Beiträge von F15.2

    Möglicherweise fehlt auch einfach die Kapazität die Mitarbeiter Mal ordentlich zu schulen im Umgang mit der Software. In einigen Häusern die mir bekannt sind, wird ja schon die Einarbeitung ins KIS und die damit einhergehenden Möglichkeiten überhaupt nicht genutzt (bspw. csv-Exports anstatt Screenshots von Falllisten etc.).


    Einen ruhigen Morgen wünscht

    F15.2

    Hallo,


    die intraoperative Repo und (Vor)Fixierung per KD ist keine temporäre Fixation gemäß OPS, da es Standard ist per KD die anatomisch korrekte Lage herzustellen vor Anlegen/Einbringen der Osteosynthese.

    Somit inkludiert im Hauptverfahren.


    VG

    F15.2

    Einbringen von Wirkstoffen am/in den Knochen und die Beschichtung einer Osteosynthese bleiben jedoch 2 unterschiedliche Paar Schuhe.

    Dann kodiert man zukünftig Hydroxilapatit-beschichtete Prothesen auch mit zusätzlichen keramischen Knochenersatz?


    VG

    F15.2

    Hallo,


    so fern keine spezifische Abhängigkeitssymptomatik dokumentiert ist,

    würde ich ein Abhängigkeitssyndrom verneinen.


    VG

    F15.2 (wie passend ^^ )

    Hallo,


    ich würde die KK freundlich auf § 2 Abs. 1 S.1 AOP-Vertrag (link) verweisen.

    "Eingriffe gemäß § 115b SGB V sollen in der Regel auf Veranlassung eines niedergelassenen Vertragsarztes unter Verwendung eines Überweisungsscheins durchgeführt werden."
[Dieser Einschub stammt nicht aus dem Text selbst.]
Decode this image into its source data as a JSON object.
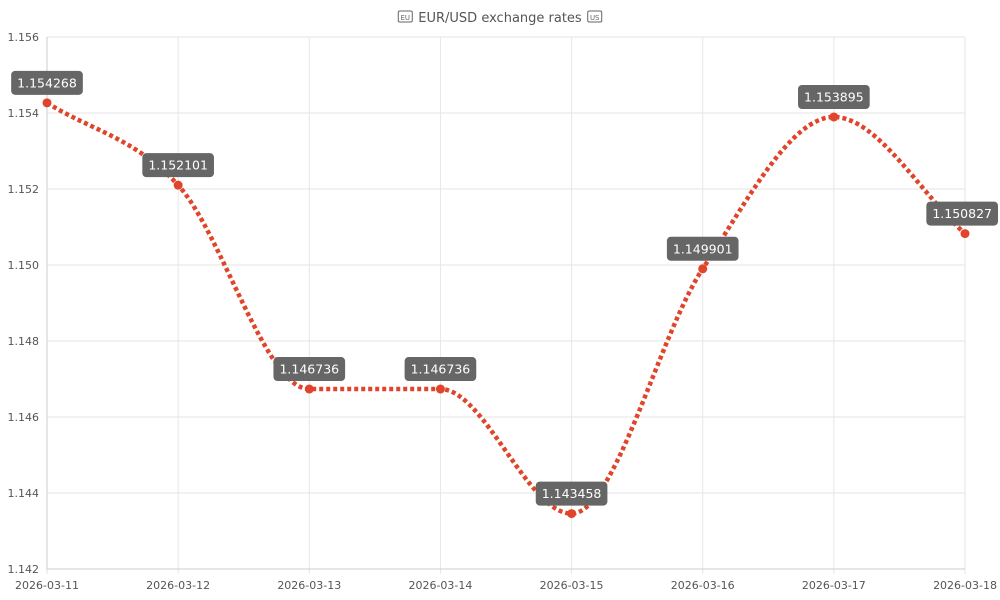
{
  "chart_data": {
    "type": "line",
    "title": "EUR/USD exchange rates",
    "title_icons": [
      "eu-flag-icon",
      "us-flag-icon"
    ],
    "x": [
      "2026-03-11",
      "2026-03-12",
      "2026-03-13",
      "2026-03-14",
      "2026-03-15",
      "2026-03-16",
      "2026-03-17",
      "2026-03-18"
    ],
    "series": [
      {
        "values": [
          1.154268,
          1.152101,
          1.146736,
          1.146736,
          1.143458,
          1.149901,
          1.153895,
          1.150827
        ],
        "data_labels": [
          "1.154268",
          "1.152101",
          "1.146736",
          "1.146736",
          "1.143458",
          "1.149901",
          "1.153895",
          "1.150827"
        ],
        "color": "#e0452b",
        "line_style": "dotted",
        "curve": "smooth"
      }
    ],
    "ylim": [
      1.142,
      1.156
    ],
    "yticks": [
      1.142,
      1.144,
      1.146,
      1.148,
      1.15,
      1.152,
      1.154,
      1.156
    ],
    "ytick_labels": [
      "1.142",
      "1.144",
      "1.146",
      "1.148",
      "1.150",
      "1.152",
      "1.154",
      "1.156"
    ],
    "xlabel": "",
    "ylabel": "",
    "grid": true,
    "legend": "none",
    "label_box_color": "#666666",
    "grid_color": "#e6e6e6",
    "axis_color": "#cccccc"
  }
}
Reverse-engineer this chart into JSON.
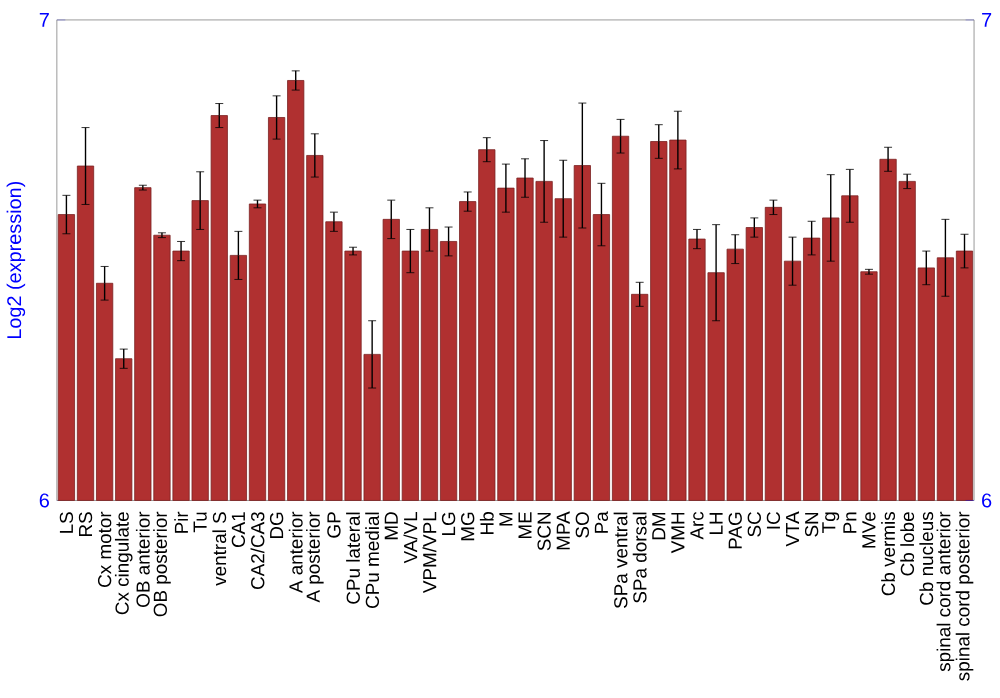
{
  "chart_data": {
    "type": "bar",
    "ylabel": "Log2 (expression)",
    "color": "#b03030",
    "categories": [
      "LS",
      "RS",
      "Cx motor",
      "Cx cingulate",
      "OB anterior",
      "OB posterior",
      "Pir",
      "Tu",
      "ventral S",
      "CA1",
      "CA2/CA3",
      "DG",
      "A anterior",
      "A posterior",
      "GP",
      "CPu lateral",
      "CPu medial",
      "MD",
      "VA/VL",
      "VPM/VPL",
      "LG",
      "MG",
      "Hb",
      "M",
      "ME",
      "SCN",
      "MPA",
      "SO",
      "Pa",
      "SPa ventral",
      "SPa dorsal",
      "DM",
      "VMH",
      "Arc",
      "LH",
      "PAG",
      "SC",
      "IC",
      "VTA",
      "SN",
      "Tg",
      "Pn",
      "MVe",
      "Cb vermis",
      "Cb lobe",
      "Cb nucleus",
      "spinal cord anterior",
      "spinal cord posterior"
    ],
    "values": [
      6.595,
      6.696,
      6.452,
      6.295,
      6.651,
      6.552,
      6.519,
      6.624,
      6.801,
      6.51,
      6.617,
      6.797,
      6.874,
      6.718,
      6.58,
      6.519,
      6.304,
      6.585,
      6.519,
      6.564,
      6.539,
      6.622,
      6.73,
      6.65,
      6.671,
      6.664,
      6.628,
      6.697,
      6.595,
      6.758,
      6.429,
      6.747,
      6.75,
      6.544,
      6.474,
      6.523,
      6.568,
      6.61,
      6.498,
      6.546,
      6.588,
      6.634,
      6.476,
      6.71,
      6.664,
      6.484,
      6.505,
      6.519
    ],
    "errors": [
      0.04,
      0.08,
      0.035,
      0.02,
      0.005,
      0.005,
      0.02,
      0.06,
      0.025,
      0.05,
      0.008,
      0.045,
      0.02,
      0.045,
      0.02,
      0.008,
      0.07,
      0.04,
      0.045,
      0.045,
      0.03,
      0.02,
      0.025,
      0.05,
      0.04,
      0.085,
      0.08,
      0.13,
      0.065,
      0.035,
      0.025,
      0.035,
      0.06,
      0.02,
      0.1,
      0.03,
      0.02,
      0.015,
      0.05,
      0.035,
      0.09,
      0.055,
      0.005,
      0.025,
      0.015,
      0.035,
      0.08,
      0.035
    ],
    "ylim": [
      6,
      7
    ],
    "yticks": [
      6,
      7
    ],
    "y2lim": [
      6,
      7
    ],
    "y2ticks": [
      6,
      7
    ]
  }
}
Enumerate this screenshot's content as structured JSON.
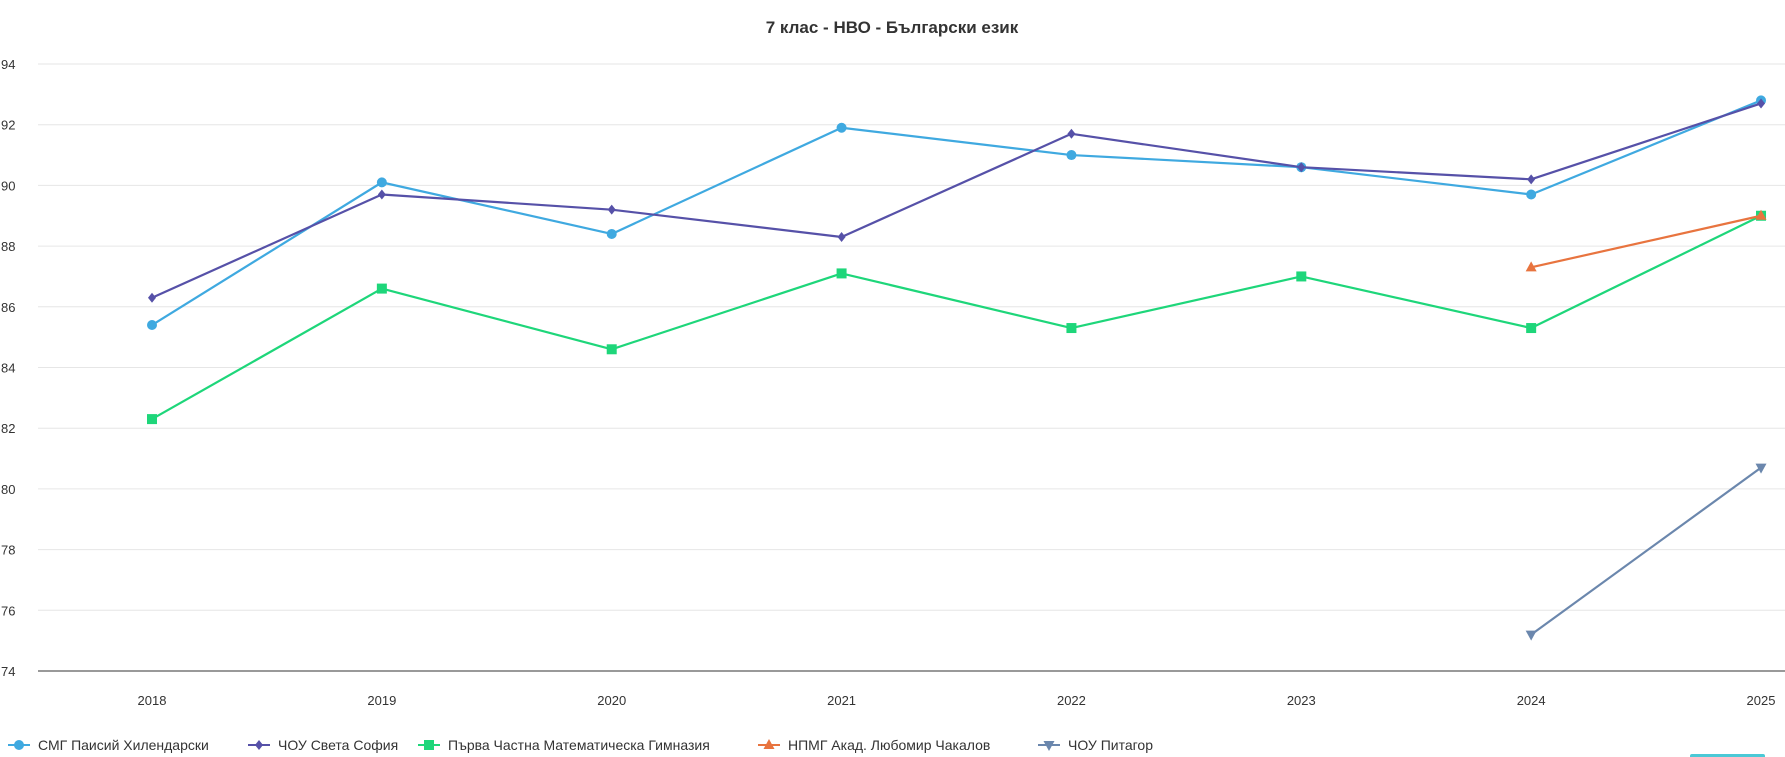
{
  "chart_data": {
    "type": "line",
    "title": "7 клас - НВО - Български език",
    "xlabel": "",
    "ylabel": "",
    "categories": [
      "2018",
      "2019",
      "2020",
      "2021",
      "2022",
      "2023",
      "2024",
      "2025"
    ],
    "ylim": [
      74,
      94
    ],
    "yticks": [
      "74",
      "76",
      "78",
      "80",
      "82",
      "84",
      "86",
      "88",
      "90",
      "92",
      "94"
    ],
    "grid": true,
    "legend": "bottom-left",
    "series": [
      {
        "name": "СМГ Паисий Хилендарски",
        "color": "#3fa9e0",
        "marker": "circle",
        "values": [
          85.4,
          90.1,
          88.4,
          91.9,
          91.0,
          90.6,
          89.7,
          92.8
        ]
      },
      {
        "name": "ЧОУ Света София",
        "color": "#5651a8",
        "marker": "diamond",
        "values": [
          86.3,
          89.7,
          89.2,
          88.3,
          91.7,
          90.6,
          90.2,
          92.7
        ]
      },
      {
        "name": "Първа Частна Математическа Гимназия",
        "color": "#1ed67a",
        "marker": "square",
        "values": [
          82.3,
          86.6,
          84.6,
          87.1,
          85.3,
          87.0,
          85.3,
          89.0
        ]
      },
      {
        "name": "НПМГ Акад. Любомир Чакалов",
        "color": "#e8743f",
        "marker": "triangle-up",
        "values": [
          null,
          null,
          null,
          null,
          null,
          null,
          87.3,
          89.0
        ]
      },
      {
        "name": "ЧОУ Питагор",
        "color": "#6b87ad",
        "marker": "triangle-down",
        "values": [
          null,
          null,
          null,
          null,
          null,
          null,
          75.2,
          80.7
        ]
      }
    ]
  }
}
    Eine notfällige Aufn. mit Ausschluss ACS/KHK per HKU und ggf. zusätzlicher non-invasiver Differentialdiagnostik ex post strittig zu stellen ist schon harter Tobak.


    VG

    F15.2

    Guten Morgen,


    1) In Band 5 gibt Ihnen der Anhang B die entsprechende Antwort auf Ihre Frage, welcher OPS aus dem Bereich 8-987 Komplexbehandlung bei Besiedelung oder Infektion mit multiresistenten Erregern [MRE] entsprechend für DRGs entscheiden ist.

    Link zu Band 5 PDF


    2) Die "notwendigen" OPS für die DRG J77Z können Sie aus Band 3 entnehmen.

    Link zu Band 3 PDF


    VG

    F15.2

    Wenn die Chirurgen ihren Patienten mit Z.n. Cholecystektomie morgens um 8 gesehen haben mit fortbestehenden Bauchschmerzen. Und dann schreiben: "Patient hat Bauchschmerz, bleibt zur Überwachung bis morgen. " Begründet das dann diesen Tag im KH? Was ist, wenn der Chirurg diesen Satz mittags um 12 schreibt? Oder nachmittags um 16 Uhr? Ändert das etwas?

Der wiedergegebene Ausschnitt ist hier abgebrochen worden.